Soft rush (Juncus effusus) is a herbaceous flowering plant that thrives in wet areas like wetlands and marshes and is found on every continent. The plant is commonly considered a weed. In Japan, soft rush is used in the production of traditional tatami mats. However, in the Netherlands, state forestry removes thousands of kilos of the plant each year, which are turned into biogas or to improve the soil structure of agricultural land that contains a lot of sand.

Kwaning’s material research proved that the weed can be used in the production of various materials, by separating the pith from the fibres.

The pith of soft rush is a foam-like material. It possesses lightweight, shock-resistant and insulating properties, which makes it suitable for, for instance, packaging material. The foam can be used as ‘noodle strings’, how it comes from the plant, or it can be compressed into a foam block, without the need of any bonding additives. Depending on the force of the compression, the pith foam can reach different densities. It is also suitable as lightweight sheet material that can be used in furniture.

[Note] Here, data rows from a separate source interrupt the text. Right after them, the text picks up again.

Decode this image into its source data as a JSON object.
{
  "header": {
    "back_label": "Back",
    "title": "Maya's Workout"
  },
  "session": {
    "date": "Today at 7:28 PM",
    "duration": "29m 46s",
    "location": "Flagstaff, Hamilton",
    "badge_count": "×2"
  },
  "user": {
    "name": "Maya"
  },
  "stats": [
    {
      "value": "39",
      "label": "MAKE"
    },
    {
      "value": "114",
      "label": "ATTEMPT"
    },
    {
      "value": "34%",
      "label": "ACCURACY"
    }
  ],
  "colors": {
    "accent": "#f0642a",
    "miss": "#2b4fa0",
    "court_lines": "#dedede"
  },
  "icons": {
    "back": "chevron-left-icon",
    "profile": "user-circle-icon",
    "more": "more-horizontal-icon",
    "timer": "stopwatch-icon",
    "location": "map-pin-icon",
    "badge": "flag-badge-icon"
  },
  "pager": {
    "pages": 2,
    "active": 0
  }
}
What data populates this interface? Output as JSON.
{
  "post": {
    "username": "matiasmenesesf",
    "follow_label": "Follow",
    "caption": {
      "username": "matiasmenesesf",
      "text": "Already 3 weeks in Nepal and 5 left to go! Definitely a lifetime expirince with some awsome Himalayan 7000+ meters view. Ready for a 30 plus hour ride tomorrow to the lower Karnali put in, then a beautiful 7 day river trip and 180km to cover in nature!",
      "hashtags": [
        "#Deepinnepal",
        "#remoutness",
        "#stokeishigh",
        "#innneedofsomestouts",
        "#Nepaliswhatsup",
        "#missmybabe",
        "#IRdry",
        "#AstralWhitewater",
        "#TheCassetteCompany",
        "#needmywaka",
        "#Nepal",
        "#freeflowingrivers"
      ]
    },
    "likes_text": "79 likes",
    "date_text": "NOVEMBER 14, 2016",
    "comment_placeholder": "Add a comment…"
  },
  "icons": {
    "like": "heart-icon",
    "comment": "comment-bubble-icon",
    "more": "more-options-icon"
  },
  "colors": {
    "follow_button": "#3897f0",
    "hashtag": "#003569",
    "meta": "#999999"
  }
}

As a proof-of-concept, Kwaning developed packaging material and furniture, all made from soft rush. The furniture piece is an object consisting of five boxes for storage, which together double as a side-table. The boxes are made of sheet material made only from compressed soft rush pith. Kwaning also made a packaging box made from compressed pith as a replacement for polystyrene packaging boxes. The sheet material is compressed with a lower density than the construction material.

In addition to the pith material, Kwaning also used the fibres, showing that every part of the plant can be upcycled. He made a cardboard box from the fibres of soft rush, containing the foamy pith strings as replacement for polystyrene packaging beans, as well as packaging paper. The fibres can also be turned into materials like rope, non-wovens and textiles.